Perfect Stuffed Ziti Fritta Recipe

Perfect Smoked Cheez Its Recipe

Frequently Asked Questions – FAQ’s

Butter candles are unique, edible candles made primarily from clarified butter (ghee) and a small amount of beeswax. They serve a dual purpose: providing ambient lighting and acting as a flavorful addition to food when melted. These candles can be infused with various herbs, spices, or edible essential oils to enhance their aroma and taste.

To make butter candles, melt a mixture of clarified butter and beeswax in a double boiler. Once fully melted and combined, you can add optional ingredients like food-grade essential oils for flavor. Pour the mixture into molds with centered wicks and allow it to solidify. Once set, they’re ready to be lit and used.

Yes, butter candles are safe to eat as long as all ingredients used are edible. This includes using food-grade beeswax and clarified butter (ghee), along with any flavorings or essential oils that are safe for consumption. Always ensure the wick is made from 100% cotton and is lead-free.

Butter candles can be lit like regular candles to provide light and ambiance. As the candle burns and the butter melts, you can drizzle the melted butter over dishes such as bread, vegetables, or meats. It’s a creative way to add warmth and flavor to your meals.
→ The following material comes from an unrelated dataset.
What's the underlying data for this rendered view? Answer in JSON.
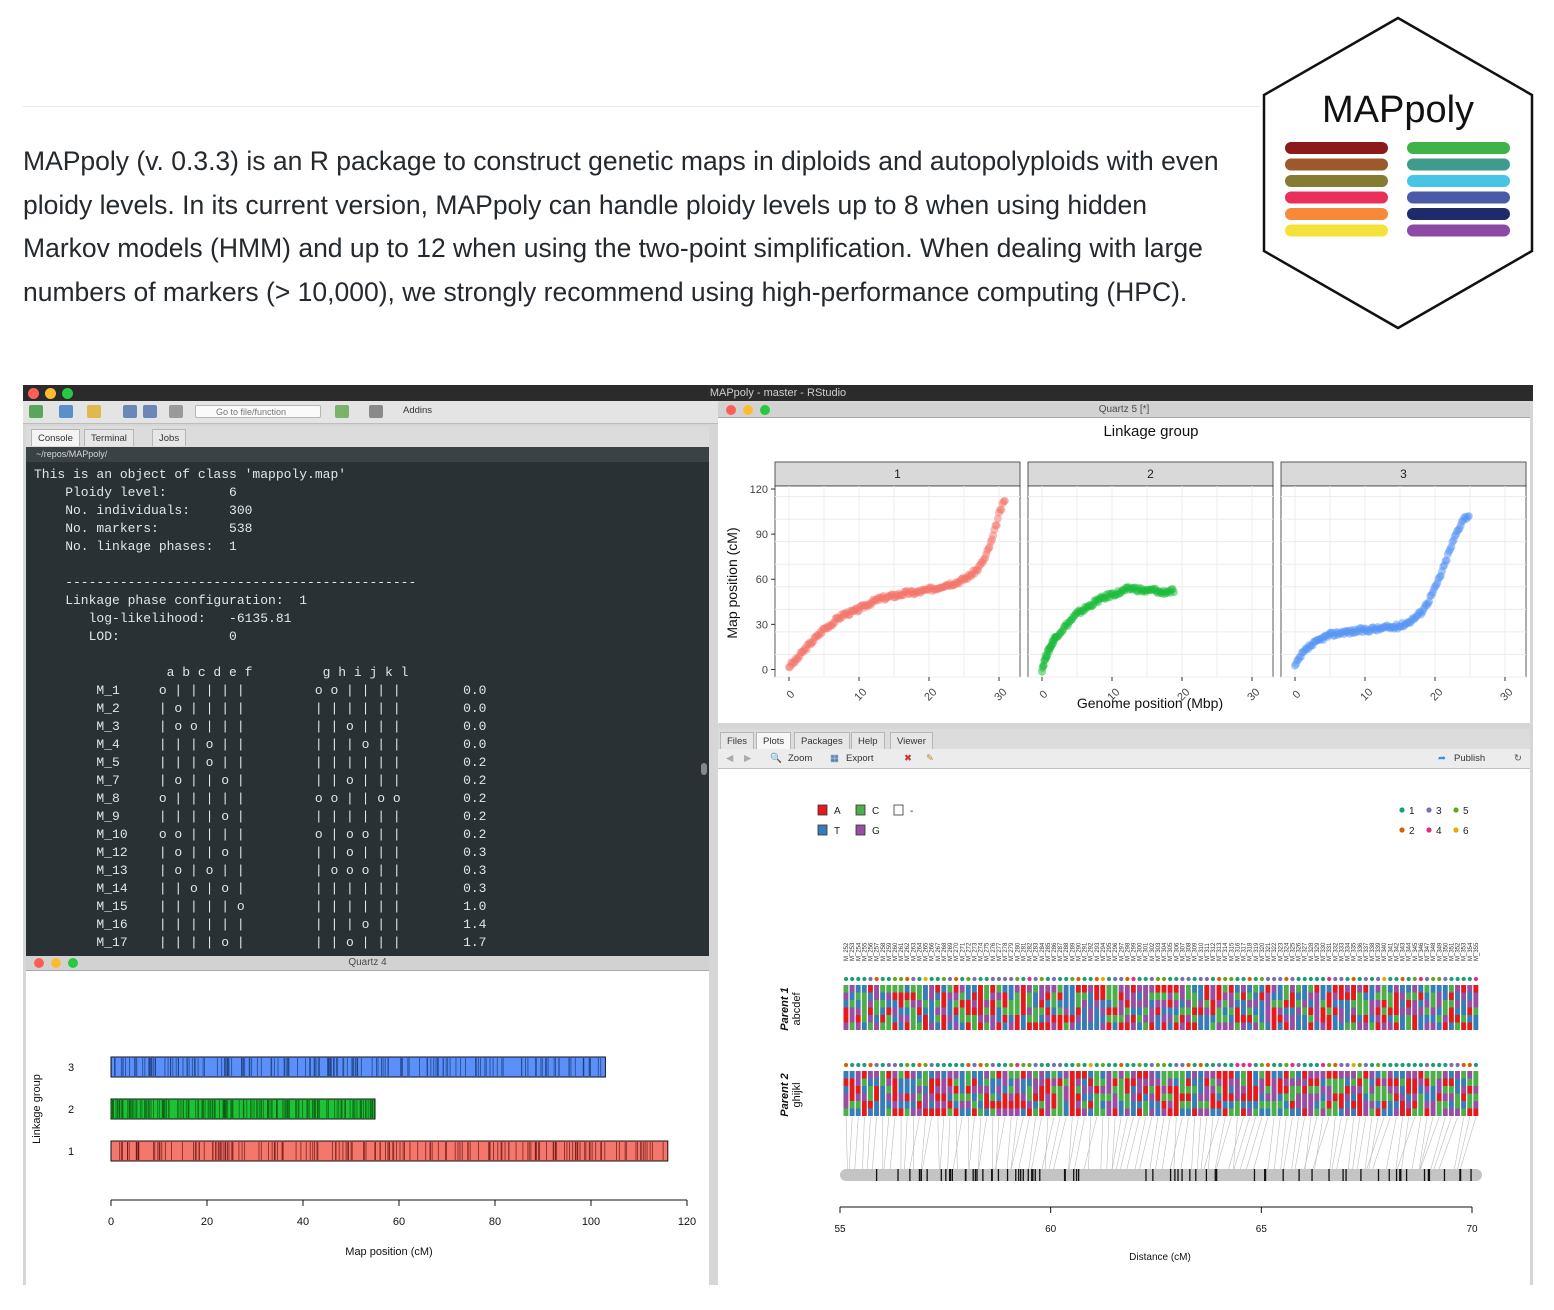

The burn time of butter candles can vary depending on their size and the ratio of ingredients used. Typically, a small butter candle can last for about 30 minutes to an hour. It’s recommended to use them within one dining session for the best experience and flavor. Unused butter candles should be stored in the refrigerator and can last for several weeks, similar to regular clarified butter.
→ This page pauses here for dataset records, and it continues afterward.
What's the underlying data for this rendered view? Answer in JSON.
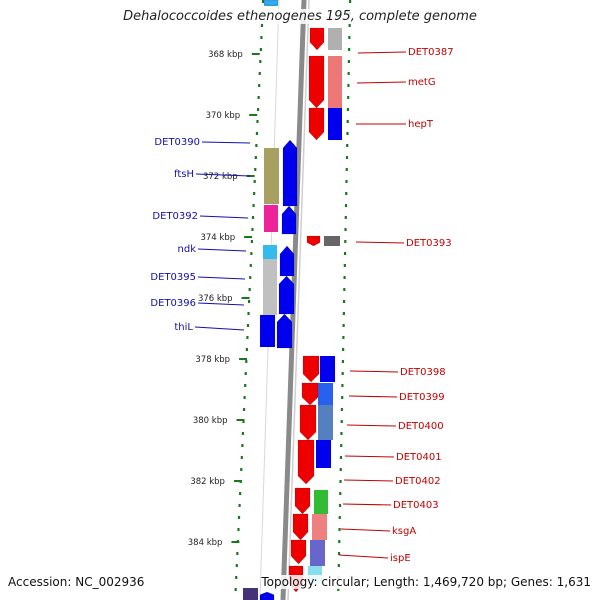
{
  "title": "Dehalococcoides ethenogenes 195, complete genome",
  "footer": {
    "accession": "Accession: NC_002936",
    "topology": "Topology: circular; Length: 1,469,720 bp; Genes: 1,631"
  },
  "kbp_ticks": [
    "368 kbp",
    "370 kbp",
    "372 kbp",
    "374 kbp",
    "376 kbp",
    "378 kbp",
    "380 kbp",
    "382 kbp",
    "384 kbp"
  ],
  "labels_left": [
    "DET0390",
    "ftsH",
    "DET0392",
    "ndk",
    "DET0395",
    "DET0396",
    "thiL"
  ],
  "labels_right": [
    "DET0387",
    "metG",
    "hepT",
    "DET0393",
    "DET0398",
    "DET0399",
    "DET0400",
    "DET0401",
    "DET0402",
    "DET0403",
    "ksgA",
    "ispE"
  ],
  "colors": {
    "forward_strand": "#0000ee",
    "reverse_strand": "#ee0000",
    "backbone": "#8a8a8a",
    "tick_mark": "#1a7a1a",
    "left_label": "#1010b0",
    "right_label": "#c40000"
  }
}
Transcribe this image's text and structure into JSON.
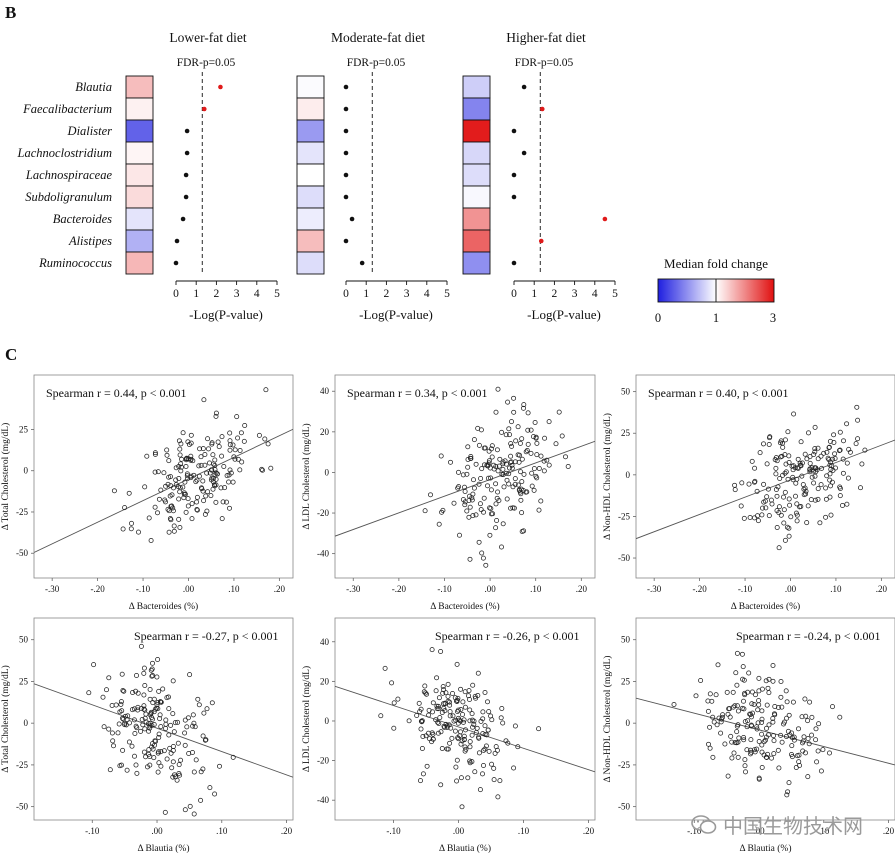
{
  "panel_b_label": "B",
  "panel_c_label": "C",
  "watermark_text": "中国生物技术网",
  "heatmap_panels": {
    "taxa": [
      "Blautia",
      "Faecalibacterium",
      "Dialister",
      "Lachnoclostridium",
      "Lachnospiraceae",
      "Subdoligranulum",
      "Bacteroides",
      "Alistipes",
      "Ruminococcus"
    ],
    "fdr_label": "FDR-p=0.05",
    "xlabel": "-Log(P-value)",
    "xticks": [
      0,
      1,
      2,
      3,
      4,
      5
    ],
    "legend": {
      "title": "Median fold change",
      "ticks": [
        "0",
        "1",
        "3"
      ],
      "colors": {
        "low": "#1f1fe0",
        "mid": "#ffffff",
        "high": "#e01010"
      }
    },
    "panels": [
      {
        "title": "Lower-fat diet",
        "fold_change": [
          1.55,
          1.12,
          0.3,
          1.08,
          1.2,
          1.3,
          0.88,
          0.65,
          1.6
        ],
        "neglog_p": [
          2.2,
          1.4,
          0.55,
          0.55,
          0.5,
          0.5,
          0.35,
          0.05,
          0.0
        ],
        "significant": [
          true,
          true,
          false,
          false,
          false,
          false,
          false,
          false,
          false
        ]
      },
      {
        "title": "Moderate-fat diet",
        "fold_change": [
          0.98,
          1.15,
          0.55,
          0.88,
          1.0,
          0.85,
          0.92,
          1.55,
          0.85
        ],
        "neglog_p": [
          0.0,
          0.0,
          0.0,
          0.0,
          0.0,
          0.0,
          0.3,
          0.0,
          0.8
        ],
        "significant": [
          false,
          false,
          false,
          false,
          false,
          false,
          false,
          false,
          false
        ]
      },
      {
        "title": "Higher-fat diet",
        "fold_change": [
          0.78,
          0.45,
          2.9,
          0.82,
          0.85,
          0.97,
          1.9,
          2.3,
          0.5
        ],
        "neglog_p": [
          0.5,
          1.4,
          0.0,
          0.5,
          0.0,
          0.0,
          4.5,
          1.35,
          0.0
        ],
        "significant": [
          false,
          true,
          false,
          false,
          false,
          false,
          true,
          true,
          false
        ]
      }
    ]
  },
  "chart_data": [
    {
      "type": "scatter",
      "stat": "Spearman r = 0.44, p < 0.001",
      "xlabel": "Δ Bacteroides (%)",
      "ylabel": "Δ Total Cholesterol (mg/dL)",
      "xlim": [
        -0.34,
        0.23
      ],
      "ylim": [
        -65,
        58
      ],
      "xticks": [
        "-.30",
        "-.20",
        "-.10",
        ".00",
        ".10",
        ".20"
      ],
      "xtick_vals": [
        -0.3,
        -0.2,
        -0.1,
        0.0,
        0.1,
        0.2
      ],
      "yticks": [
        "-50",
        "-25",
        "0",
        "25"
      ],
      "ytick_vals": [
        -50,
        -25,
        0,
        25
      ],
      "fit": {
        "slope": 131,
        "intercept": -5
      },
      "seed": 11,
      "center_x": 0.02,
      "sd_x": 0.065,
      "sd_y": 16
    },
    {
      "type": "scatter",
      "stat": "Spearman r = 0.34, p < 0.001",
      "xlabel": "Δ Bacteroides (%)",
      "ylabel": "Δ LDL Cholesterol (mg/dL)",
      "xlim": [
        -0.34,
        0.23
      ],
      "ylim": [
        -52,
        48
      ],
      "xticks": [
        "-.30",
        "-.20",
        "-.10",
        ".00",
        ".10",
        ".20"
      ],
      "xtick_vals": [
        -0.3,
        -0.2,
        -0.1,
        0.0,
        0.1,
        0.2
      ],
      "yticks": [
        "-40",
        "-20",
        "0",
        "20",
        "40"
      ],
      "ytick_vals": [
        -40,
        -20,
        0,
        20,
        40
      ],
      "fit": {
        "slope": 82,
        "intercept": -3.5
      },
      "seed": 23,
      "center_x": 0.02,
      "sd_x": 0.06,
      "sd_y": 14
    },
    {
      "type": "scatter",
      "stat": "Spearman r = 0.40, p < 0.001",
      "xlabel": "Δ Bacteroides (%)",
      "ylabel": "Δ Non-HDL Cholesterol (mg/dL)",
      "xlim": [
        -0.34,
        0.23
      ],
      "ylim": [
        -62,
        60
      ],
      "xticks": [
        "-.30",
        "-.20",
        "-.10",
        ".00",
        ".10",
        ".20"
      ],
      "xtick_vals": [
        -0.3,
        -0.2,
        -0.1,
        0.0,
        0.1,
        0.2
      ],
      "yticks": [
        "-50",
        "-25",
        "0",
        "25",
        "50"
      ],
      "ytick_vals": [
        -50,
        -25,
        0,
        25,
        50
      ],
      "fit": {
        "slope": 104,
        "intercept": -3
      },
      "seed": 37,
      "center_x": 0.02,
      "sd_x": 0.06,
      "sd_y": 16
    },
    {
      "type": "scatter",
      "stat": "Spearman r = -0.27, p < 0.001",
      "xlabel": "Δ Blautia (%)",
      "ylabel": "Δ Total Cholesterol (mg/dL)",
      "xlim": [
        -0.19,
        0.21
      ],
      "ylim": [
        -58,
        63
      ],
      "xticks": [
        "-.10",
        ".00",
        ".10",
        ".20"
      ],
      "xtick_vals": [
        -0.1,
        0.0,
        0.1,
        0.2
      ],
      "yticks": [
        "-50",
        "-25",
        "0",
        "25",
        "50"
      ],
      "ytick_vals": [
        -50,
        -25,
        0,
        25,
        50
      ],
      "fit": {
        "slope": -140,
        "intercept": -3
      },
      "seed": 41,
      "center_x": 0.0,
      "sd_x": 0.045,
      "sd_y": 17
    },
    {
      "type": "scatter",
      "stat": "Spearman r = -0.26, p < 0.001",
      "xlabel": "Δ Blautia (%)",
      "ylabel": "Δ LDL Cholesterol (mg/dL)",
      "xlim": [
        -0.19,
        0.21
      ],
      "ylim": [
        -50,
        52
      ],
      "xticks": [
        "-.10",
        ".00",
        ".10",
        ".20"
      ],
      "xtick_vals": [
        -0.1,
        0.0,
        0.1,
        0.2
      ],
      "yticks": [
        "-40",
        "-20",
        "0",
        "20",
        "40"
      ],
      "ytick_vals": [
        -40,
        -20,
        0,
        20,
        40
      ],
      "fit": {
        "slope": -108,
        "intercept": -3
      },
      "seed": 53,
      "center_x": 0.0,
      "sd_x": 0.045,
      "sd_y": 14
    },
    {
      "type": "scatter",
      "stat": "Spearman r = -0.24, p < 0.001",
      "xlabel": "Δ Blautia (%)",
      "ylabel": "Δ Non-HDL Cholesterol (mg/dL)",
      "xlim": [
        -0.19,
        0.21
      ],
      "ylim": [
        -58,
        63
      ],
      "xticks": [
        "-.10",
        ".00",
        ".10",
        ".20"
      ],
      "xtick_vals": [
        -0.1,
        0.0,
        0.1,
        0.2
      ],
      "yticks": [
        "-50",
        "-25",
        "0",
        "25",
        "50"
      ],
      "ytick_vals": [
        -50,
        -25,
        0,
        25,
        50
      ],
      "fit": {
        "slope": -100,
        "intercept": -4
      },
      "seed": 67,
      "center_x": 0.0,
      "sd_x": 0.045,
      "sd_y": 16
    }
  ]
}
Butter candles stand at the crossroads of culinary innovation and traditional ambiance, redefining the dining experience by merging the utility of candles with the indulgence of flavored butter. These edible creations not only elevate the aesthetic of a meal but also engage the senses, offering a warm, flavorful addition to various dishes. The versatility of butter candles, with their ability to be infused with a myriad of flavors, from herbs and spices to sweet and savory essences, allows for personalized dining themes and preferences.
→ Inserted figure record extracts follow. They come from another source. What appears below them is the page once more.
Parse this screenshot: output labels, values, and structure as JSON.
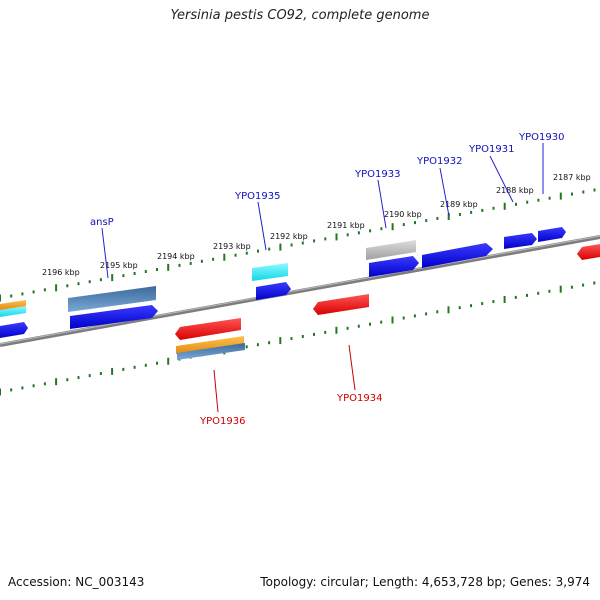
{
  "title": "Yersinia pestis CO92, complete genome",
  "footer": {
    "accession": "Accession: NC_003143",
    "summary": "Topology: circular; Length: 4,653,728 bp; Genes: 3,974"
  },
  "colors": {
    "forward_gene": "#1010ee",
    "reverse_gene": "#ee1111",
    "orange_gene": "#f0a020",
    "cyan_gene": "#22e8ee",
    "steel_gene": "#4a7fb0",
    "grey_gene": "#b8b8b8",
    "backbone": "#888888",
    "tick": "#227722",
    "label_forward": "#1010bb",
    "label_reverse": "#cc0000"
  },
  "ticks": [
    {
      "label": "2196 kbp"
    },
    {
      "label": "2195 kbp"
    },
    {
      "label": "2194 kbp"
    },
    {
      "label": "2193 kbp"
    },
    {
      "label": "2192 kbp"
    },
    {
      "label": "2191 kbp"
    },
    {
      "label": "2190 kbp"
    },
    {
      "label": "2189 kbp"
    },
    {
      "label": "2188 kbp"
    },
    {
      "label": "2187 kbp"
    }
  ],
  "gene_labels": {
    "ansP": "ansP",
    "YPO1935": "YPO1935",
    "YPO1933": "YPO1933",
    "YPO1932": "YPO1932",
    "YPO1931": "YPO1931",
    "YPO1930": "YPO1930",
    "YPO1936": "YPO1936",
    "YPO1934": "YPO1934"
  }
}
Moreover, the simplicity of their making and the joy of their use underscore a return to hands-on, thoughtful dining practices. By introducing butter candles into a meal, hosts can transform ordinary gatherings into memorable, sensory-rich experiences that delight guests and create lasting impressions. This innovative concept marries the beauty of candlelight with the richness of butter, crafting an ambiance filled with warmth, flavor, and creativity.